4. Миграция водителя ритма.Верный либо неверный ритм. ЧСС < 100 мин–1. Синусовые и несинусовые зубцы P. Интервал PQ варьирует, может быть < 0,12 с В. Эктопические и замещающие сокращения. Наблюдается у здоровых лиц, спортсменов при органических поражениях сердца. Происходит перемещение водителя ритма из синусового узла в предсердия либо АВ-узел. Исцеления не просит.

5. АВ-узловой ритм.Неспешный верный ритм с узенькими комплексами QRS (< 0,12 с). ЧСС 35—60 мин–1. Ретроградные зубцы P (могут размещаться как до, так и после комплекса QRS, также В. Эктопические и замещающие сокращения напластовываться на него; могут быть отрицательными в отведениях II, III, aVF). Интервал PQ < 0,12 с. Обычно появляется при замедлении синусового ритма (вследствие увеличения парасимпатического тонуса, приема фармацевтических средств либо нефункциональности синусового узла) либо при АВ-блокаде.

Ускоренный АВ-узловой ритм(ЧСС 70—130 мин–1) наблюдается при гликозидной интоксикации, инфаркте миокарда (обычно нижнем), ревматической В. Эктопические и замещающие сокращения атаке, миокардите и после операций на сердечко.

6. Ускоренный идиовентрикулярный ритм.Верный либо неверный ритм с широкими комплексами QRS (> 0,12 с). ЧСС 60—110 мин–1. Зубцы P: отсутствуют, ретроградные (появляются после комплекса QRS) либо не связанные с комплексами QRS (АВ-диссоциация). Предпосылки: ишемия миокарда, состояние после восстановления коронарной перфузии, гликозидная интоксикация, время В. Эктопические и замещающие сокращения от времени — у здоровых людей. При неспешном идиовентрикулярном темпе комплексы QRS смотрятся так же, но ЧСС составляет 30—40 мин–1.

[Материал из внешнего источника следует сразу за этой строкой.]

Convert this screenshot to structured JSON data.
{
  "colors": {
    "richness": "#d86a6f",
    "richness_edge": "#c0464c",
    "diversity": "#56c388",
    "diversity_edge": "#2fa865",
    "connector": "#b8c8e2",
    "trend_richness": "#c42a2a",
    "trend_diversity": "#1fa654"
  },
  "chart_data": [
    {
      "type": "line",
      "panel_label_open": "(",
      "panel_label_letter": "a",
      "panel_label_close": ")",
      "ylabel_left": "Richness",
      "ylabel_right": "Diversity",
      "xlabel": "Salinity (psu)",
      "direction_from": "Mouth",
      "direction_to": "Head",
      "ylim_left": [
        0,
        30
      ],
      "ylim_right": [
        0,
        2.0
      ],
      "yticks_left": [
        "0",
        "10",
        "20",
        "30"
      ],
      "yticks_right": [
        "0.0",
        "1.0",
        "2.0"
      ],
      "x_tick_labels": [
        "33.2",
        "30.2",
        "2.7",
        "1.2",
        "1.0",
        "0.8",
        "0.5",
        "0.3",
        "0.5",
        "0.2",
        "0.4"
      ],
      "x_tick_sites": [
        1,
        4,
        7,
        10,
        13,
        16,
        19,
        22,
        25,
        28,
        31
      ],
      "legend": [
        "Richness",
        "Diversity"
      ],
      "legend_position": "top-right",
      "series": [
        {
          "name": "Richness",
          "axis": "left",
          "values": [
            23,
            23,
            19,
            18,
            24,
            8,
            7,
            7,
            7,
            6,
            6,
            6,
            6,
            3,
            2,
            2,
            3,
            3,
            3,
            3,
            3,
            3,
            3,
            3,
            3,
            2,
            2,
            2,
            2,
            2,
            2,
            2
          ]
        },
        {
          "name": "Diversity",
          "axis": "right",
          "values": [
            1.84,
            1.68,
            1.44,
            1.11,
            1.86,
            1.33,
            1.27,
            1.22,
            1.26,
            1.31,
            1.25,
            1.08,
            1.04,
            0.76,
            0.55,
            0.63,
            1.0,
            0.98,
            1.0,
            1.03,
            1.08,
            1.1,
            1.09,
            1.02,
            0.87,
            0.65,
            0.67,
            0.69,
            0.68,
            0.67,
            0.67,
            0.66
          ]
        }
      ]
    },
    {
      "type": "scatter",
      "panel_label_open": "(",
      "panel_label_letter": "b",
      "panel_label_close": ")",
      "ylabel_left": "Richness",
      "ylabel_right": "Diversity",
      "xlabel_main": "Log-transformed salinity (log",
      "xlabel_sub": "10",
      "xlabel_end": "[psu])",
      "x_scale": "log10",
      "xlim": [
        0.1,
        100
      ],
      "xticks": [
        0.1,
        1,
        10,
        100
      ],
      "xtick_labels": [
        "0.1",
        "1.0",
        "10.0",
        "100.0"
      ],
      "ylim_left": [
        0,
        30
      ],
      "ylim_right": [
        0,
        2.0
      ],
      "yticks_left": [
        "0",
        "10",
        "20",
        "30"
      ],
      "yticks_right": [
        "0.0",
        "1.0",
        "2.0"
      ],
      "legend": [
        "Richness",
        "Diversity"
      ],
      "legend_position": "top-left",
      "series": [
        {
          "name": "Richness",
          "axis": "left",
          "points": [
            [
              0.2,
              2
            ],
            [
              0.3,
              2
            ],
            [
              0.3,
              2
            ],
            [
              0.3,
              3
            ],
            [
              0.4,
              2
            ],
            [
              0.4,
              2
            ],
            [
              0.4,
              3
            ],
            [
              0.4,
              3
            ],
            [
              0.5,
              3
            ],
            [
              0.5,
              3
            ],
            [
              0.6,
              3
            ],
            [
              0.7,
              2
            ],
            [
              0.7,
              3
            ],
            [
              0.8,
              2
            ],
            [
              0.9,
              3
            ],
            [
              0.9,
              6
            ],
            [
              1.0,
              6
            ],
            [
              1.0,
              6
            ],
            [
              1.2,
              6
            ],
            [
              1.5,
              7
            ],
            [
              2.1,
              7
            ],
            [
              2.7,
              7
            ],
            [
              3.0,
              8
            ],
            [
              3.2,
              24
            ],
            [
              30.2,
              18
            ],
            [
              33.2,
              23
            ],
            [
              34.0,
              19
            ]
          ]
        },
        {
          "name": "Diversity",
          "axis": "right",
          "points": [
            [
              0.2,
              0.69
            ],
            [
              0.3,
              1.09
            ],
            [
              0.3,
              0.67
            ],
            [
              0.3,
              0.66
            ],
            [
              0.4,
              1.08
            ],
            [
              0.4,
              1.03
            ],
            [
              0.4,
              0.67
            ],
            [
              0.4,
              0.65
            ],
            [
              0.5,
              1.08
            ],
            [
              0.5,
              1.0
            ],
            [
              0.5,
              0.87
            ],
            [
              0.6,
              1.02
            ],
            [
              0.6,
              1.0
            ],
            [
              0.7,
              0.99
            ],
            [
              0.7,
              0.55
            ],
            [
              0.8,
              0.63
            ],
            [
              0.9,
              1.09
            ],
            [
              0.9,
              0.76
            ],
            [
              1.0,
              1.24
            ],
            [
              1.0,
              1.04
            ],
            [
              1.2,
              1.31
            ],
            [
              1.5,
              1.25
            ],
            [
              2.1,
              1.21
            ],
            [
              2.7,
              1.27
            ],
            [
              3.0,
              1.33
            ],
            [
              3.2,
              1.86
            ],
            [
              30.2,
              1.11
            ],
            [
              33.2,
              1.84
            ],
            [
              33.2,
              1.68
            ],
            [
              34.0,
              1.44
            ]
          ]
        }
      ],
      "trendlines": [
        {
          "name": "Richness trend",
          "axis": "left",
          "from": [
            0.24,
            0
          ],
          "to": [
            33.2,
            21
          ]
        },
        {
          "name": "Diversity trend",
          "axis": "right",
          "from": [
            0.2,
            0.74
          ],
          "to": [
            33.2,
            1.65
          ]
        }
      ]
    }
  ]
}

Б. ЧСС > 100 мин–1: отдельные виды аритмий

1. Синусовая тахикардия.Верный ритм. Синусовые зубцы P обыкновенной конфигурации (амплитуда их бывает увеличена). ЧСС 100—180 мин–1, у юных лиц — до 200 мин–1. Постепенное начало и прекращение. Предпосылки: физиологическая реакция В. Эктопические и замещающие сокращения на нагрузку, в том числе чувственную, боль, лихорадка, гиповолемия, артериальная гипотония, анемии, тиреотоксикоз, ишемия миокарда, инфаркт миокарда, сердечная дефицитность, миокардиты, ТЭЛА, феохромоцитома, артериовенозные фистулы, действие фармацевтических и других средств (кофеин, алкоголь, никотин, катехоламины, гидралазин, тиреоидные гормоны, атропин, аминофиллин. Тахикардия не устраняется массажем каротидного синуса.

2. Мерцательная аритмия.Ритм «неправильно неправильный». Отсутствие В. Эктопические и замещающие сокращения зубцов P, хаотичные крупно- либо мелковолновые колебания изолинии. Частота предсердных волн 350—600 мин–1. В отсутствие исцеления частота желудочковых сокращений — 100—180 мин–1. Предпосылки: митральные пороки, инфаркт миокарда, тиреотоксикоз, ТЭЛА, состояние после операции, гипоксия, ХОЗЛ, недостаток межпредсердной перегородки, синдром WPW, синдром беспомощности синусового узла, употребление огромных доз алкоголя, может также В. Эктопические и замещающие сокращения наблюдаться у здоровых лиц. Если в отсутствие исцеления частота желудочковых сокращений мала, то можно мыслить о нарушенной проводимости. При гликозидной интоксикации (ускоренный АВ-узловой ритм и полная АВ-блокада) либо на фоне очень высочайшей ЧСС (к примеру, при синдроме WPW) ритм желудочковых сокращений может быть правильным.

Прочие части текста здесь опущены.